Maria Dolores Coleiro died on 22 September 2011 at Western Hospital in Victoria due to an inadvertent administration of ciprofloxacin intravenously rather than orally. A Not for Resuscitation (NFR) order was in place at the time of Ms Coleiro's death. The coroner assessed the circumstances surrounding Ms Coleiro's death and found that the intravenous administration of the oral drug was a simple human error which, in a hospital setting, is called an iatrogenic event. The case considered the status of an NFR order when there is an intervening iatrogenic event. Here, the iatrogenic event was not immediately recognised as the cause of Ms Coleiro's sudden deterioration. It was only realised after Ms Coleiro died. Further, the iatrogenic event could not be amended or treated, and was irreversible. Therefore, the NFR order remained valid and resuscitation would not have changed the fatal outcome for Ms Coleiro. Nevertheless, the case outlined the importance of caveating NFR orders properly, particularly the procedure to follow in iatrogenic events.

Tribunal's Discretion on Costs

Chaudhry v Medical Board of Australia [2015] QCAT 414

The Medical Board of Australia imposed conditions on Dr Muhammad Tahir Bashir Chaudhry's registration following notification that Dr Chaudhry had failed to check the 1,350 pathology reports in his holding file (an electronic file containing incoming mail) and that he thus placed patients in danger. Dr Chaudhry applied to the Queensland Civil and Administrative Tribunal (the equivalent of the State Administrative Tribunal in Western Australia) to set aside the Medical Board of Australia's decision to impose conditions on his registration. He was successful with his application. Dr Chaudhry then sought an order that the Board pay his costs of and incidental to the application.

It was found that the Medical Board of Australia failed to conduct an investigation of the matter in a timely and diligent manner. On that basis, and on the basis that Dr Chaudhry was successful on the review, the Tribunal found that Dr Chaudhry was entitled to an award of costs.

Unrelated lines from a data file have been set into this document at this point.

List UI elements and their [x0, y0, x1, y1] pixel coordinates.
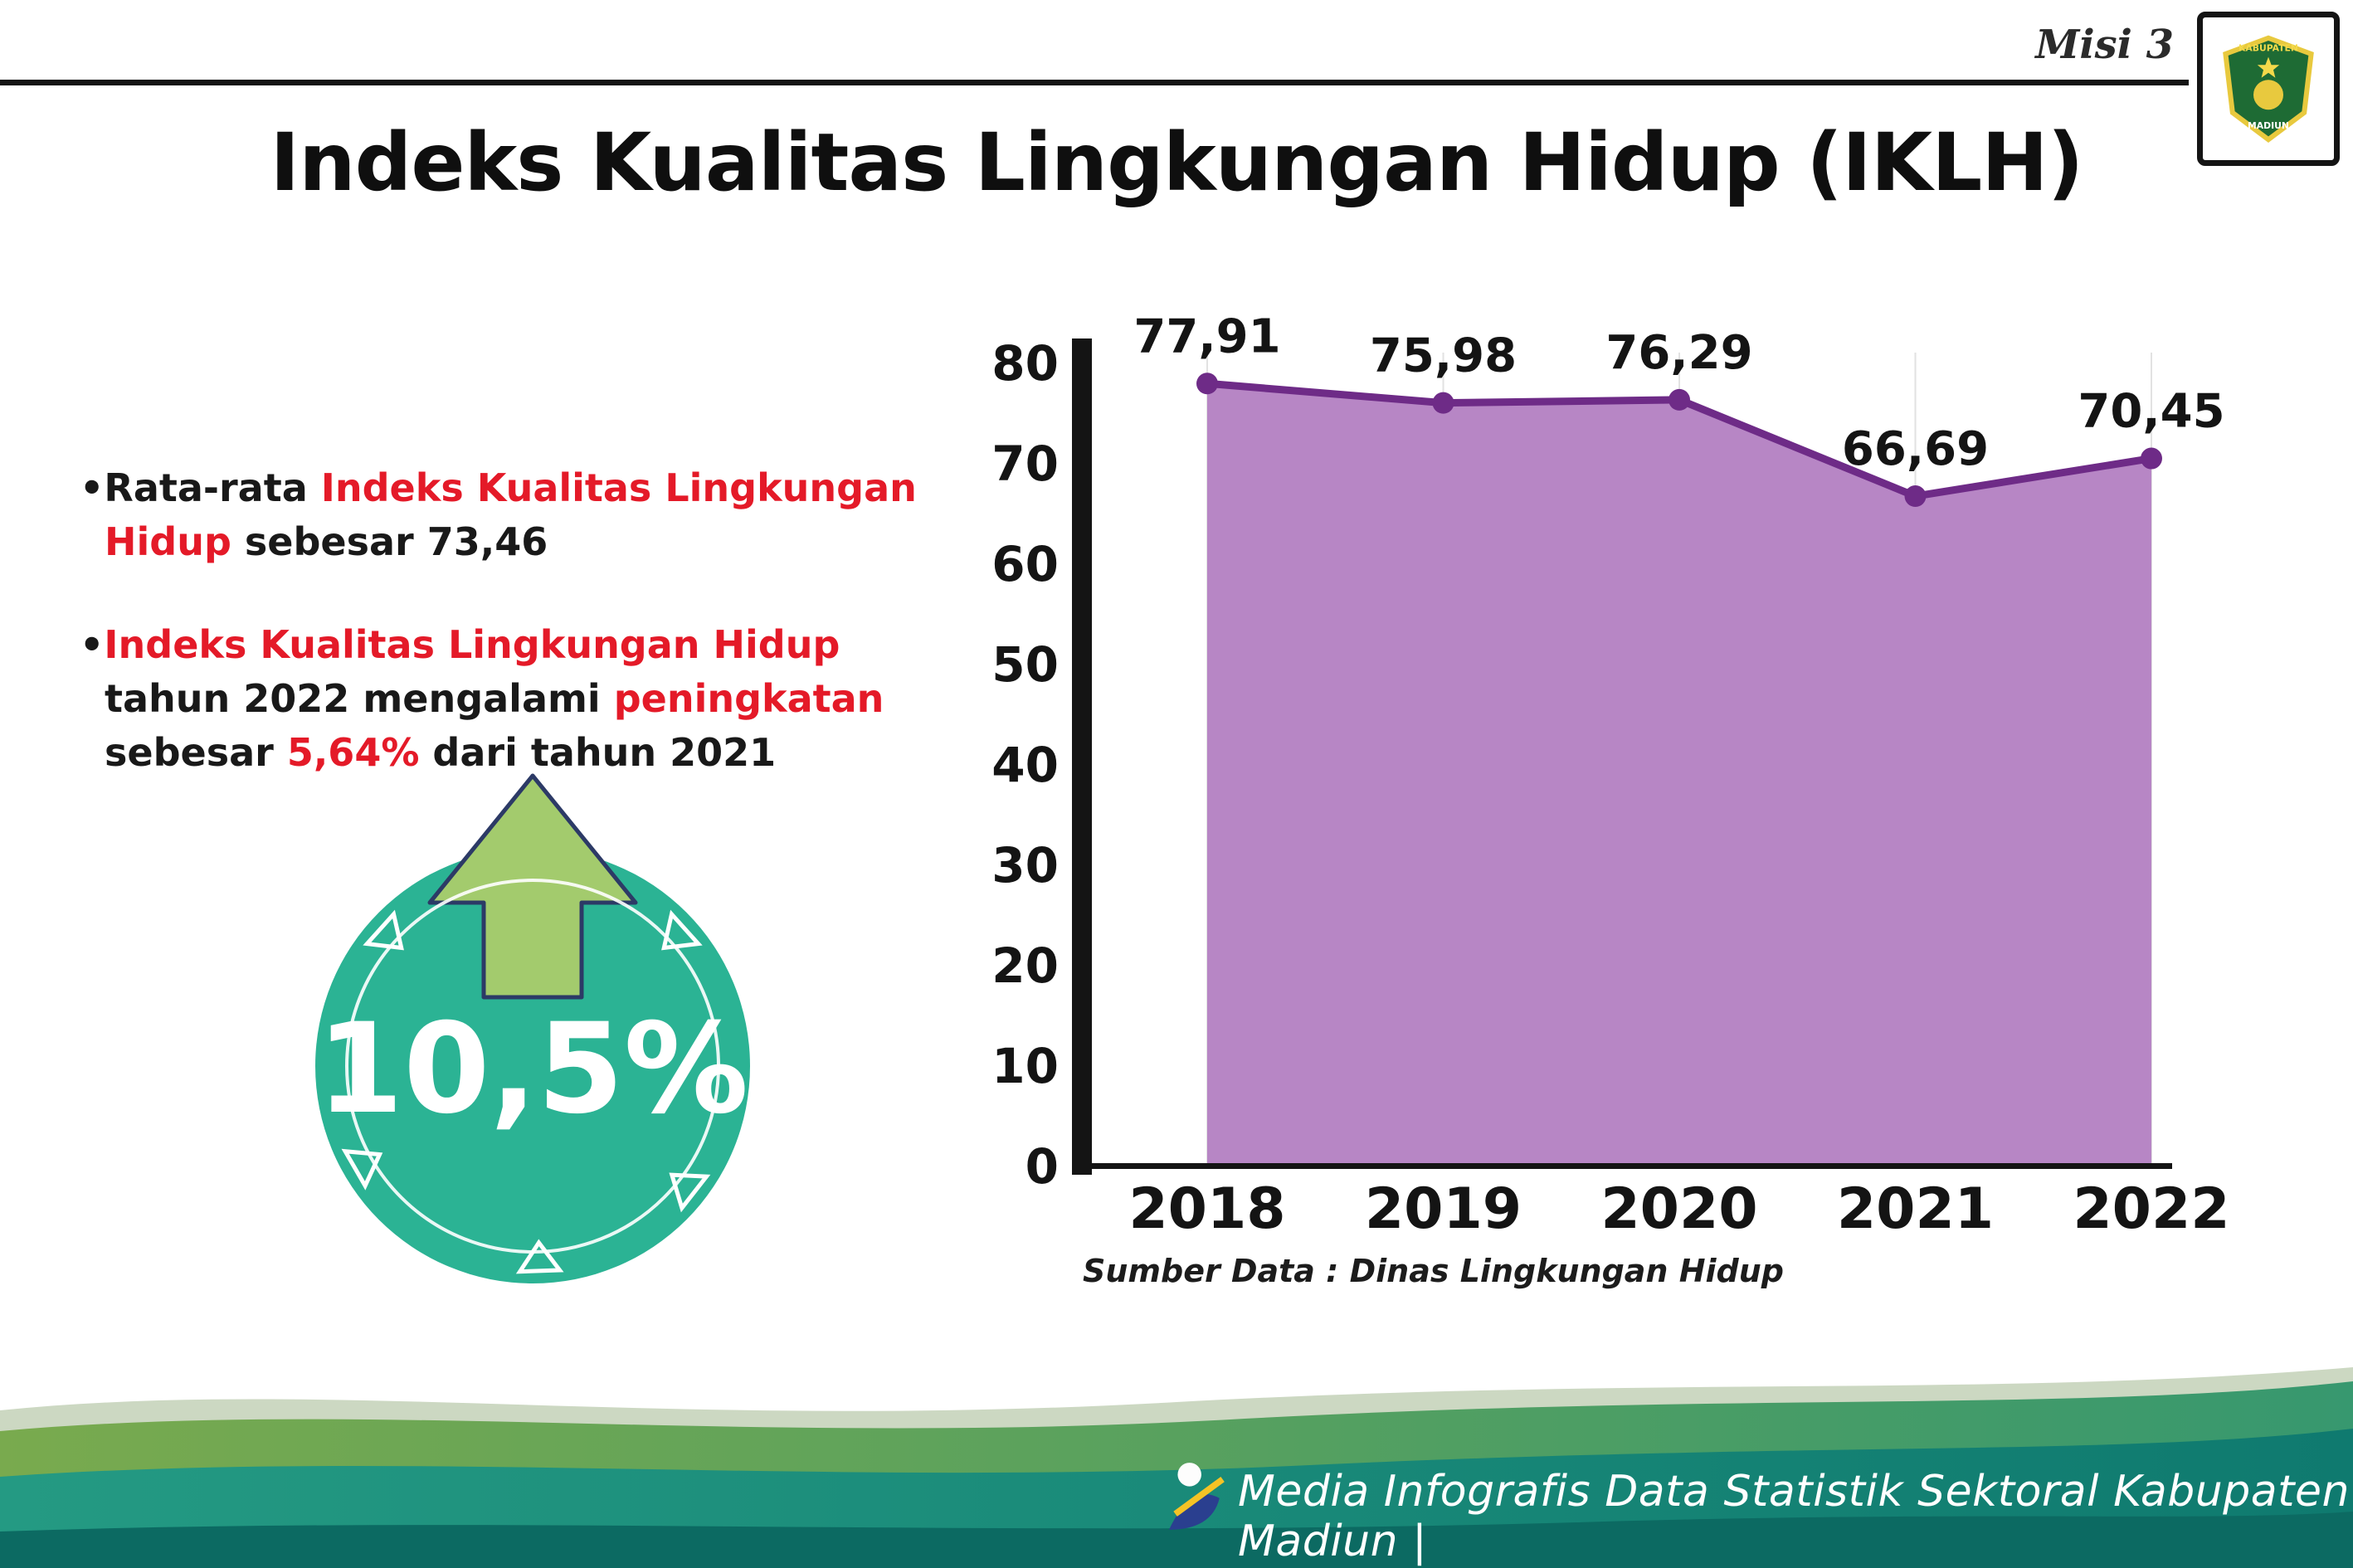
x-axis [1072, 1163, 2172, 1169]
source-note: Sumber Data : Dinas Lingkungan Hidup [1083, 1253, 1784, 1289]
note-text-highlight: peningkatan [613, 675, 884, 721]
data-label: 75,98 [1370, 329, 1517, 383]
badge-circle [315, 849, 750, 1283]
y-tick-label: 60 [991, 536, 1059, 592]
x-tick-label: 2018 [1128, 1176, 1285, 1242]
x-tick-label: 2019 [1365, 1176, 1522, 1242]
y-tick-label: 20 [991, 937, 1059, 994]
chart-point [1196, 373, 1218, 395]
data-label: 70,45 [2078, 385, 2224, 439]
chart-point [1432, 392, 1454, 414]
up-arrow-icon [427, 773, 638, 1000]
iklh-area-chart: 0 10 20 30 40 50 60 70 80 77,91 2018 75,98 2019 76,29… [991, 315, 2229, 1242]
y-tick-label: 70 [991, 436, 1059, 492]
x-tick-label: 2022 [2073, 1176, 2229, 1242]
logo-top-text: KABUPATEN [2239, 42, 2298, 53]
footer-credit: Media Infografis Data Statistik Sektoral… [1238, 1467, 2350, 1566]
x-tick-label: 2021 [1837, 1176, 1994, 1242]
footer-mascot-icon [1169, 1463, 1225, 1530]
note-text-highlight: Indeks Kualitas Lingkungan Hidup [104, 621, 840, 667]
note-text: Rata-rata [104, 465, 321, 510]
y-tick-label: 50 [991, 636, 1059, 693]
chart-point [2141, 447, 2162, 470]
badge-value: 10,5% [317, 997, 748, 1142]
chart-point [1669, 388, 1690, 411]
header-rule [0, 80, 2189, 85]
misi-label: Misi 3 [2035, 22, 2174, 68]
x-tick-label: 2020 [1600, 1176, 1757, 1242]
data-label: 66,69 [1842, 422, 1989, 476]
bullet-dot: • [80, 465, 105, 510]
footer-wave-decoration [0, 1367, 2353, 1568]
y-tick-label: 40 [991, 737, 1059, 793]
y-tick-label: 30 [991, 837, 1059, 894]
y-axis [1072, 338, 1092, 1175]
data-label: 76,29 [1605, 326, 1752, 380]
badge-tick-triangles [341, 909, 711, 1274]
logo-bottom-text: MADIUN [2248, 120, 2289, 131]
list-item: •Rata-rata Indeks Kualitas Lingkungan Hi… [80, 461, 976, 570]
logo-star-icon [2257, 56, 2280, 78]
list-item: •Indeks Kualitas Lingkungan Hidup tahun … [80, 618, 976, 781]
note-text-highlight: 5,64% [286, 730, 420, 776]
notes-list: •Rata-rata Indeks Kualitas Lingkungan Hi… [80, 461, 976, 829]
note-text: sebesar [105, 730, 287, 776]
note-text: tahun 2022 mengalami [105, 675, 614, 721]
logo-shield-icon: KABUPATEN MADIUN [2223, 35, 2314, 143]
y-tick-label: 80 [991, 335, 1059, 392]
bullet-dot: • [80, 621, 105, 667]
kabupaten-madiun-logo: KABUPATEN MADIUN [2197, 12, 2340, 166]
note-text-highlight: Indeks Kualitas Lingkungan Hidup [105, 465, 917, 565]
increase-badge: 10,5% [315, 773, 750, 1283]
y-tick-label: 10 [991, 1038, 1059, 1094]
note-text: sebesar 73,46 [231, 519, 548, 565]
y-tick-label: 0 [1025, 1138, 1059, 1195]
note-text: dari tahun 2021 [419, 730, 777, 776]
chart-point [1904, 485, 1927, 508]
page-title: Indeks Kualitas Lingkungan Hidup (IKLH) [270, 116, 2084, 209]
data-label: 77,91 [1133, 315, 1280, 363]
chart-area [1207, 383, 2151, 1166]
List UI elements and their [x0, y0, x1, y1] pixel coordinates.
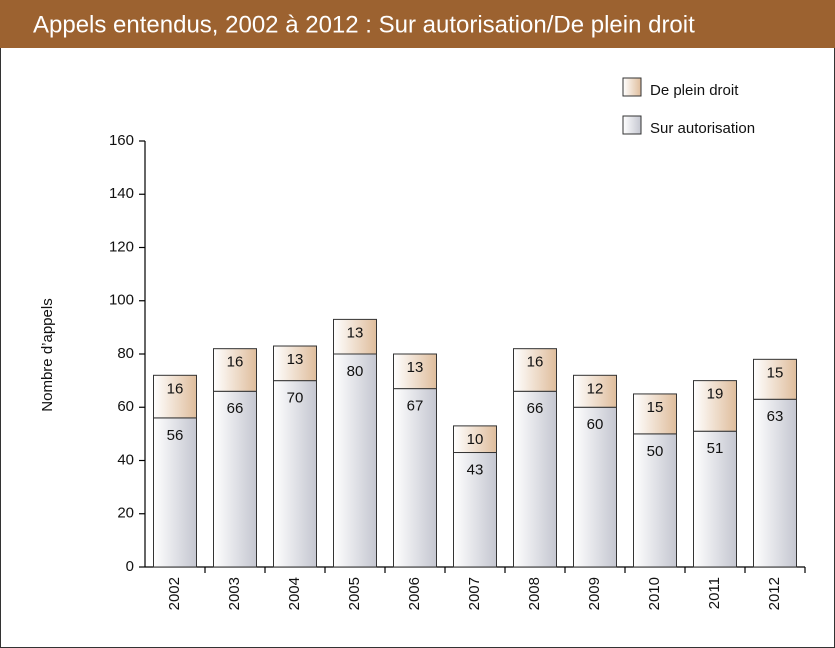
bar-segment: [753, 358, 797, 400]
x-tick-label: 2011: [706, 577, 723, 609]
bar-segment: [513, 348, 557, 392]
legend-label: De plein droit: [650, 82, 739, 99]
x-tick-label: 2006: [406, 577, 423, 610]
value-label: 80: [347, 363, 364, 380]
y-tick-label: 0: [126, 558, 134, 575]
value-label: 19: [707, 386, 724, 403]
y-tick-label: 20: [117, 505, 134, 522]
x-tick-label: 2002: [166, 577, 183, 610]
value-label: 70: [287, 390, 304, 407]
value-label: 13: [347, 324, 364, 341]
bar-segment: [453, 452, 497, 568]
y-tick-label: 160: [109, 132, 134, 149]
value-label: 15: [647, 399, 664, 416]
bar-segment: [573, 374, 617, 408]
y-tick-label: 60: [117, 398, 134, 415]
legend-swatch: [622, 77, 642, 97]
x-tick-label: 2007: [466, 577, 483, 610]
bar-segment: [393, 353, 437, 390]
value-label: 16: [527, 354, 544, 371]
x-tick-label: 2010: [646, 577, 663, 610]
y-axis-label: Nombre d’appels: [39, 298, 56, 411]
bar-segment: [333, 353, 377, 568]
value-label: 12: [587, 380, 604, 397]
value-label: 16: [167, 380, 184, 397]
bar-segment: [633, 393, 677, 435]
y-tick-label: 100: [109, 292, 134, 309]
x-tick-label: 2009: [586, 577, 603, 610]
bar-segment: [513, 390, 557, 568]
value-label: 10: [467, 431, 484, 448]
bar-segment: [153, 417, 197, 568]
x-tick-label: 2003: [226, 577, 243, 610]
value-label: 15: [767, 364, 784, 381]
bar-segment: [213, 348, 257, 392]
legend-swatch: [622, 115, 642, 135]
legend-label: Sur autorisation: [650, 120, 755, 137]
value-label: 63: [767, 408, 784, 425]
bar-segment: [633, 433, 677, 568]
value-label: 66: [227, 400, 244, 417]
bar-segment: [333, 318, 377, 355]
value-label: 50: [647, 443, 664, 460]
value-label: 43: [467, 461, 484, 478]
title-bar: [0, 0, 835, 48]
x-tick-label: 2012: [766, 577, 783, 610]
value-label: 56: [167, 427, 184, 444]
y-tick-label: 140: [109, 185, 134, 202]
value-label: 13: [287, 351, 304, 368]
y-tick-label: 80: [117, 345, 134, 362]
value-label: 67: [407, 398, 424, 415]
bar-segment: [393, 388, 437, 568]
x-tick-label: 2005: [346, 577, 363, 610]
bar-segment: [273, 345, 317, 382]
bar-segment: [573, 406, 617, 568]
value-label: 51: [707, 440, 724, 457]
value-label: 60: [587, 416, 604, 433]
y-tick-label: 120: [109, 238, 134, 255]
value-label: 16: [227, 354, 244, 371]
bar-segment: [453, 425, 497, 454]
bar-segment: [753, 398, 797, 568]
value-label: 66: [527, 400, 544, 417]
bar-segment: [153, 374, 197, 419]
y-tick-label: 40: [117, 451, 134, 468]
x-tick-label: 2004: [286, 577, 303, 610]
bar-segment: [693, 430, 737, 568]
value-label: 13: [407, 359, 424, 376]
bar-segment: [213, 390, 257, 568]
chart-title: Appels entendus, 2002 à 2012 : Sur autor…: [33, 11, 695, 38]
bar-segment: [693, 380, 737, 432]
bar-segment: [273, 380, 317, 568]
x-tick-label: 2008: [526, 577, 543, 610]
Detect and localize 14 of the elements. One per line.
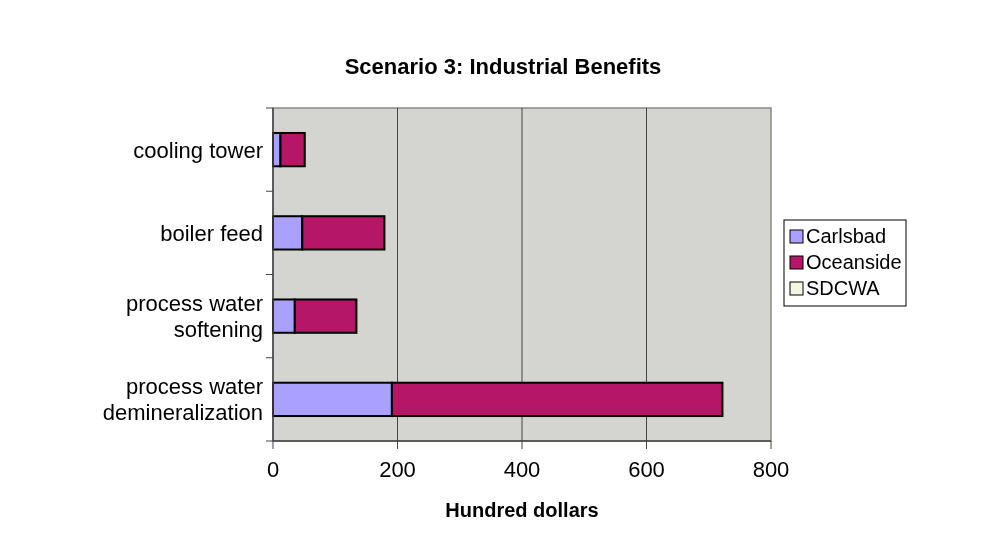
y-tick-label: cooling tower [133, 137, 263, 163]
x-tick-label: 400 [503, 457, 541, 482]
chart-title: Scenario 3: Industrial Benefits [344, 54, 662, 79]
x-tick-label: 800 [752, 457, 790, 482]
x-tick-label: 0 [266, 457, 280, 482]
y-tick-label: boiler feed [160, 220, 263, 246]
y-tick-label: process water demineralization [102, 374, 263, 426]
x-tick-label: 200 [379, 457, 416, 482]
legend-label: Oceanside [806, 251, 902, 273]
legend-label: SDCWA [806, 277, 881, 299]
y-tick-label: process water softening [126, 291, 263, 343]
x-tick-label: 600 [628, 457, 665, 482]
legend-label: Carlsbad [806, 225, 887, 247]
x-axis-title: Hundred dollars [445, 499, 599, 521]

The Importance of Good Communication

Eastbury v Genea Limited (Formerly Known As Sydney Ivf Limited) [2015] NSWSC 1834

Mrs Eastbury gave birth to two boys both of whom were diagnosed with Fragile X Syndrome, a disease that resulted in both children suffering from significant speech and language delays, behavioural and language difficulties, and neuro-developmental and physical features of the syndrome. Mrs Eastbury had a family history of Fragile X Syndrome and her general practitioner, Dr Curtotti, referred her for genetic testing prior to falling pregnant. The tests were carried out by Genea Limited. However, due to a mistyping of Dr Curtotti's referral, Genea carried out the incorrect test - one which was incapable of determining whether Mrs Eastbury was a Fragile X carrier. Genea conveyed to Dr Curtotti that the results of the test were negative, without providing further information. Dr Curtotti conveyed that information to Mrs Eastbury who, on reliance on the test results, decided to start a family.

Mr and Mrs Eastbury commenced legal proceedings against Genea which in turn sought indemnity and contribution from Dr Curtotti. In the present interlocutory proceedings, Mr and Mrs Eastbury sought the following orders:

  • an order for leave to join Dr Curtotti as a second defendant to the proceedings;
  • an order pursuant to section 60G(2) of the Limitation Act 1969 (NSW) that the limitation period be extended to enable Mr and Mrs Eastbury to join Dr Curtotti to the legal proceedings;
  • an order pursuant to section 82 of the Civil Procedure Act 2005 (NSW) that Genea pay Mr and Mrs Eastbury damages sought to be recovered in the proceedings.

Mr and Mrs Eastbury were successful in their application on the basis that Dr Curtotti did not suffer any prejudice in being joined as a second defendant, and that the evidence indicated that Genea was negligent and that Mrs and Mrs Eastbury would probably recover substantial damages against Genea at trial.

The content of this article is intended to provide a general guide to the subject matter. Specialist advice should be sought about your specific circumstances.